Residential segregation is a negatively connoted term to describe ethnic enclaves in the host nation. On the one hand, it creates positive networks in the short term, but also the risk of a ghetto in the midterm, with potential effects on neighbourhood security and crime that Prof. Fasani seems to ignore.
Bargaining power has a correlation with wages, an element of job quality, as well as with other working conditions. Employer-sponsored visa schemes can provide employers with monopsonistic power and eventually lock migrants in a single job.
To reduce discrimination, Prof. Fasani proposes affirmative action, though he fails to provide any objective data on advantages and negative effects of such a polemic approach.
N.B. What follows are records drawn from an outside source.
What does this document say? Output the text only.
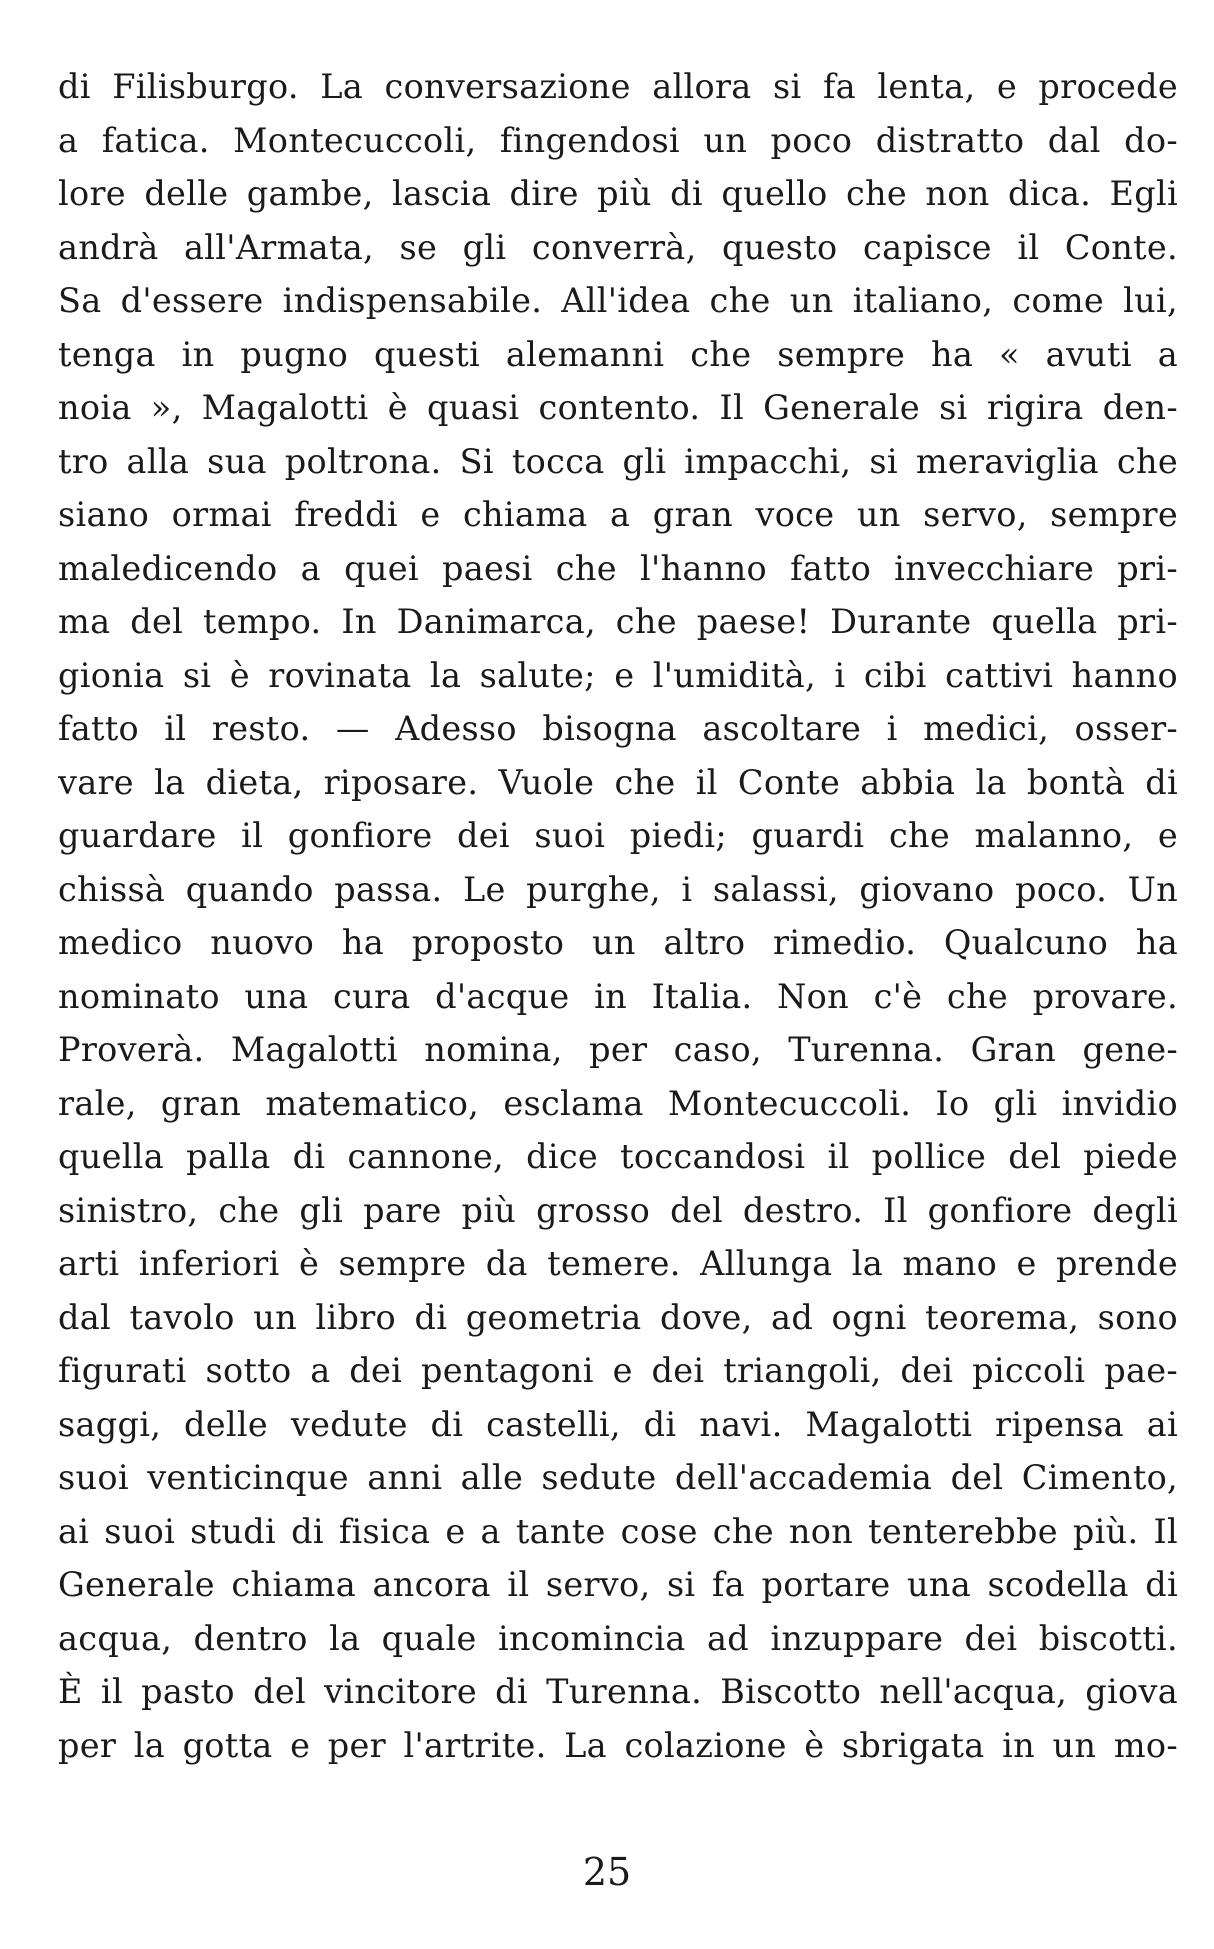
di Filisburgo. La conversazione allora si fa lenta, e procede
a fatica. Montecuccoli, fingendosi un poco distratto dal do-
lore delle gambe, lascia dire più di quello che non dica. Egli
andrà all'Armata, se gli converrà, questo capisce il Conte.
Sa d'essere indispensabile. All'idea che un italiano, come lui,
tenga in pugno questi alemanni che sempre ha « avuti a
noia », Magalotti è quasi contento. Il Generale si rigira den-
tro alla sua poltrona. Si tocca gli impacchi, si meraviglia che
siano ormai freddi e chiama a gran voce un servo, sempre
maledicendo a quei paesi che l'hanno fatto invecchiare pri-
ma del tempo. In Danimarca, che paese! Durante quella pri-
gionia si è rovinata la salute; e l'umidità, i cibi cattivi hanno
fatto il resto. — Adesso bisogna ascoltare i medici, osser-
vare la dieta, riposare. Vuole che il Conte abbia la bontà di
guardare il gonfiore dei suoi piedi; guardi che malanno, e
chissà quando passa. Le purghe, i salassi, giovano poco. Un
medico nuovo ha proposto un altro rimedio. Qualcuno ha
nominato una cura d'acque in Italia. Non c'è che provare.
Proverà. Magalotti nomina, per caso, Turenna. Gran gene-
rale, gran matematico, esclama Montecuccoli. Io gli invidio
quella palla di cannone, dice toccandosi il pollice del piede
sinistro, che gli pare più grosso del destro. Il gonfiore degli
arti inferiori è sempre da temere. Allunga la mano e prende
dal tavolo un libro di geometria dove, ad ogni teorema, sono
figurati sotto a dei pentagoni e dei triangoli, dei piccoli pae-
saggi, delle vedute di castelli, di navi. Magalotti ripensa ai
suoi venticinque anni alle sedute dell'accademia del Cimento,
ai suoi studi di fisica e a tante cose che non tenterebbe più. Il
Generale chiama ancora il servo, si fa portare una scodella di
acqua, dentro la quale incomincia ad inzuppare dei biscotti.
È il pasto del vincitore di Turenna. Biscotto nell'acqua, giova
per la gotta e per l'artrite. La colazione è sbrigata in un mo-
25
Incidentally, a euphemism for affirmative action is “diversity” promotion. Another option suggested by the study’s author is the legal imposition of blind hiring, also called “anonymisation”, once more contrary to the principle of free market.
Prof. Fasani states that migrants in the EU contribute more to public finances than they receive. On the other hand, he recognises that, at least in the short term, welfare benefits may lower employment rates by reducing work incentives. No quantitative data is provided for either thesis.
The study promotes the legalisation of migrants and refugees as policy design, but rather through naturalisation and not the granting of temporary visas. Deportation is considered illegal, inhume and non practical.
Finally, Prof. Fasani also promotes a policy towards asylum seekers through placement in strong labour market condition areas and short periods for asylum granting.
No wonder that the study defends the role of social partners and “other private organisations”. This is a third euphemism in the text, corresponding in this case to NGOs, whose business in the EU ultimately depends on the proliferation of analysis like that of Prof. Fasani.